Double Bow%= Dip of the Bow (Maximum deviation from the perpendicular line) ×100 ¼ Width of the fabric

1. Lay at least three yards of fabric, without tension, on a horizontal surface.

2. Place a straight edge across the fabric perpendicular to the selvages at a point where a filling or course yarn, stripe, or dominant line begins at the selvage.

3. Measure the greatest distance between the perpendicular line and the yarn, stripe, or dominant line at any point across the width of the fabric.

4. Repeat this procedure at least three places along the length of the fabric and report the average maximum bow along with the location of the occurrence.

Measuring Skew:

Skew: Distortion in the construction of the fabric i.e. in the yarn that constitutes the fabric. The pattern on one side of the fabric is ahead of the pattern on the opposite side. Skew(bias) is defined as the distance measure parallel to and along a selvage between the point at which a filling or course yarn, stripe, or dominant line meets the other selvage.

Skew%= Dip of the Skew (Maximum deviation from the perpendicular line) × 100 Width of the fabric

1. Lay the fabric, without tension, on a horizontal surface at least three yards long.

2. Place a straight edge across the fabric perpendicular to the selvages at a point where a filling or course yarn, stripe, or dominant line begins at the selvage.

3. Measure the distance parallel to and along a selvage between the point at which the yarn, stripe, or dominant line meets this selvage and the perpendicular line to the selvage form the point at which the same yarn, stripe, or dominant line meets the opposite selvage.

4. Repeat this procedure at least three places along the length of the fabric and report the average maximum bias.

Residual Bowing

This defect occurs during weaving or dyeing. Normally, the bowing effect generates during the dyeing process. Generally, the grey fabric has 1” to 1.5” bowing at both the selvage of the fabric. This is known as residual bowing.

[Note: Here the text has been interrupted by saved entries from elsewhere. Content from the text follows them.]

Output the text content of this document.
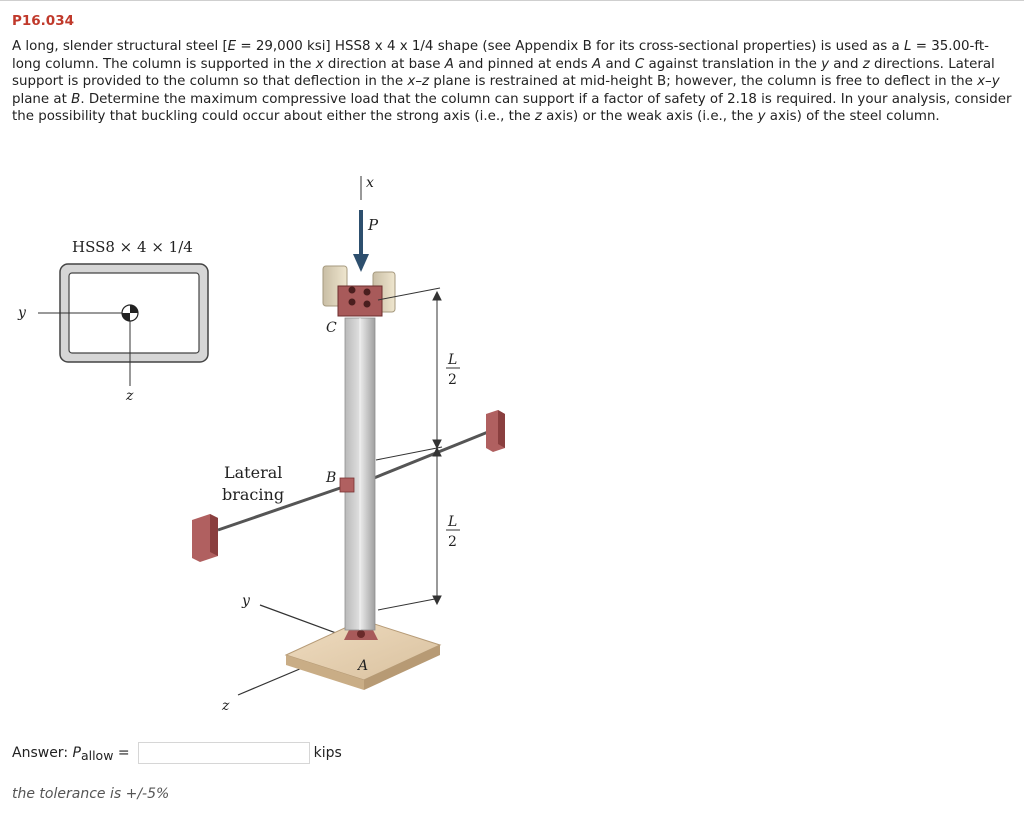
P16.034
A long, slender structural steel [E = 29,000 ksi] HSS8 x 4 x 1/4 shape (see Appendix B for its cross-sectional properties) is used as a L = 35.00-ft-long column. The column is supported in the x direction at base A and pinned at ends A and C against translation in the y and z directions. Lateral support is provided to the column so that deflection in the x–z plane is restrained at mid-height B; however, the column is free to deflect in the x–y plane at B. Determine the maximum compressive load that the column can support if a factor of safety of 2.18 is required. In your analysis, consider the possibility that buckling could occur about either the strong axis (i.e., the z axis) or the weak axis (i.e., the y axis) of the steel column.
HSS8 × 4 × 1/4
y
z
y
z
A
B
C
x
P
L
2
L
2
Lateral
bracing
Answer: Pallow =	kips
the tolerance is +/-5%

Excessing bowing  in grey fabric: 

This problem mainly occurs due to faults in weaver’s beam. This kind of situation can reflect in the beams to be manufactured on the sectional warping machine as well as the direct warping machine.

When the warping of the beam is done on the sectional warping machine, then the warper needs to be careful about the selection of required cone height or warping drum traverse speed according to warp beam parameters.

Example of one side bowing due to loose warp winding tension or variable tension at one side of the warp beam

Bowing in grey fabric

Warp tension is also a very important factor. In normal practice, warper does not change the warping creel tension for every warp count, he changes tension only when the warp count increases or decrease highly from previous warp count. 

If the warping is being done on the direct warping machine, the warping creel tension plays a very important role to avoid the bowing effect.

 If warper places equal dead weight washers on each warp end throughout the warping creel, then a tension difference results between front warp end and rare warp end. The tension of rare warp ends is decreased slightly. This decreased tension causes bowing in the grey fabric at both the selvage sides.

Solution:-

If warper observes this kind of situation, then he should adjust the creel tension 

  • Divide the creel into three sections,(front section, middle section, and rare section) 
  • Adjust the creel tension in such a way that front section ends should have the lowest tension, the middle section ends should have more tension than front ends.
  • The rare section ends should have the highest tension. This tension arrangement avoids the chances of bowing in the grey fabric.
  • If there is no bowing in the fabric but bowing appears after finishing. This may happen due to the wrong practice during processing
  • Since we know that a dyeing lot is completed by joining together many pieces of grey fabric by stitching, The tailor should look carefully at the direction of residual bowing and join the pcs accordingly.